Sin embargo, la tranquilidad y la seriedad en la negociación quedará lejos y nos quedan unos meses de enfrentamientos y de lenguaje belicista. Algunos quieren que haya ganadores y perdedores, porque en muchos lugares de España la catalanofobia da importantes réditos electorales, y el soberanismo victimista catalán se retroalimenta satisfecho de esta situación que le permite insuflarse ilusión después de dos derrotas electorales consecutivas.
Estamos, pues, ante un momento clave. Unos ven en un fracaso de las negociaciones un pistoletazo de salida para sus aspiraciones a corto plazo. Y a pesar de las apariencias de seriedad e incluso unidad están esperando que el ruido, y la crisis económica, den al traste con una solución positiva para todos.
Parece que no tengamos memoria. Históricamente estas negociaciones no han estado exentas de exabruptos aliñados con esmero por aquellos que quieren convertir esta necesaria negociación para alentar enfrentamientos territoriales con el objetivo de recoger pingües beneficios en las urnas.

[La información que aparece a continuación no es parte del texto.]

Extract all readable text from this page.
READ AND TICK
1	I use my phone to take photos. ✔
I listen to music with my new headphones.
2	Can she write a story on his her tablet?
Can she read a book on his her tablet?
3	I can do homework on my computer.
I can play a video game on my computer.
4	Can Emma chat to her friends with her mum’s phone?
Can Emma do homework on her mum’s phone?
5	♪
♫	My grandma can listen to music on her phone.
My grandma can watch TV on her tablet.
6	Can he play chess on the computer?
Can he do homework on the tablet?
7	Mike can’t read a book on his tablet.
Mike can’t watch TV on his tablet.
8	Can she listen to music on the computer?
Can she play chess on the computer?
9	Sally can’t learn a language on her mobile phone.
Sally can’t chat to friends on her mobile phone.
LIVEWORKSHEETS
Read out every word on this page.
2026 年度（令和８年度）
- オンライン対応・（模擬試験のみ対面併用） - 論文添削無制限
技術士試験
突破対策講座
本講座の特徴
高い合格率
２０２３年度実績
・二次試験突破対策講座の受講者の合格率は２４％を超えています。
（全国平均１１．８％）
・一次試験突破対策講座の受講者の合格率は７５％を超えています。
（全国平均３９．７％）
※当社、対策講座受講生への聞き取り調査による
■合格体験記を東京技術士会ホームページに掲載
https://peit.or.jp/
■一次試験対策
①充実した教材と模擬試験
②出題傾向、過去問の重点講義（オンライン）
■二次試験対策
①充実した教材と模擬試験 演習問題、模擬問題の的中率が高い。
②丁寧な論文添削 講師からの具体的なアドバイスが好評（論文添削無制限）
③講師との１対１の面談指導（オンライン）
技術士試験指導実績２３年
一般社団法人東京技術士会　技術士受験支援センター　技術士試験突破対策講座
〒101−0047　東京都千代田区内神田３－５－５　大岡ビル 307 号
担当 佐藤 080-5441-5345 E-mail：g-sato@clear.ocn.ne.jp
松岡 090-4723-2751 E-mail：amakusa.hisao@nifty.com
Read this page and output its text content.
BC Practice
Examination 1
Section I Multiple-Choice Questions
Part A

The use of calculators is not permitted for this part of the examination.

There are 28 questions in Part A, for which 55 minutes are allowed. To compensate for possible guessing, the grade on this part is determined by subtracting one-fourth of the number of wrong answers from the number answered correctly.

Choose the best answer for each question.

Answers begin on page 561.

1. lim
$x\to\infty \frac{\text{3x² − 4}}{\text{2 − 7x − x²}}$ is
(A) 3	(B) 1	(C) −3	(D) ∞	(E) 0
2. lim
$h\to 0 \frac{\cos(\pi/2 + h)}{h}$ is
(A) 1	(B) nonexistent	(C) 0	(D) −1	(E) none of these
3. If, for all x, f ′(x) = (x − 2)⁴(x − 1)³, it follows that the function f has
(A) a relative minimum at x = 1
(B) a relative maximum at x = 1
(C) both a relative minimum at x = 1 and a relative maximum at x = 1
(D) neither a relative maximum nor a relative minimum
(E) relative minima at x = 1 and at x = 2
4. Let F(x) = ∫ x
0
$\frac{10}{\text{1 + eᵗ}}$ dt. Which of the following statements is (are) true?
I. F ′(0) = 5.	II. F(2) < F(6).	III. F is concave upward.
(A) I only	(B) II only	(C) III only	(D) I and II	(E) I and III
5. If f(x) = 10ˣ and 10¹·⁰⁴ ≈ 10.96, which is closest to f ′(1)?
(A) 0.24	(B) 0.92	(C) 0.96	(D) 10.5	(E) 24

Trabajar por el no acuerdo y por generar ruido se convierte entonces en un arma electoral.
El objetivo para éstos ya no es un acuerdo de país para garantizar el Estado del bienestar de los ciudadanos. El objetivo es un no acuerdo que erosione al Gobierno, o a los Gobiernos. Ponen el carro antes que los bueyes. Ponen sus aspiraciones políticas delante de los intereses generales. Mal consejero es la prisa para quienes, legítimamente, aspiran a gobernarnos si lo hacen jugando con el futuro de los ciudadanos.
Con este panorama, la solución es difícil pero posible. Por eso, sosegar el debate es la mejor medicina para establecer los criterios que permitan a todos los españoles obtener una prestación adecuada de nuestros servicios, vivan donde vivan. Es una solución necesaria para un problema de país. Un problema de Estado.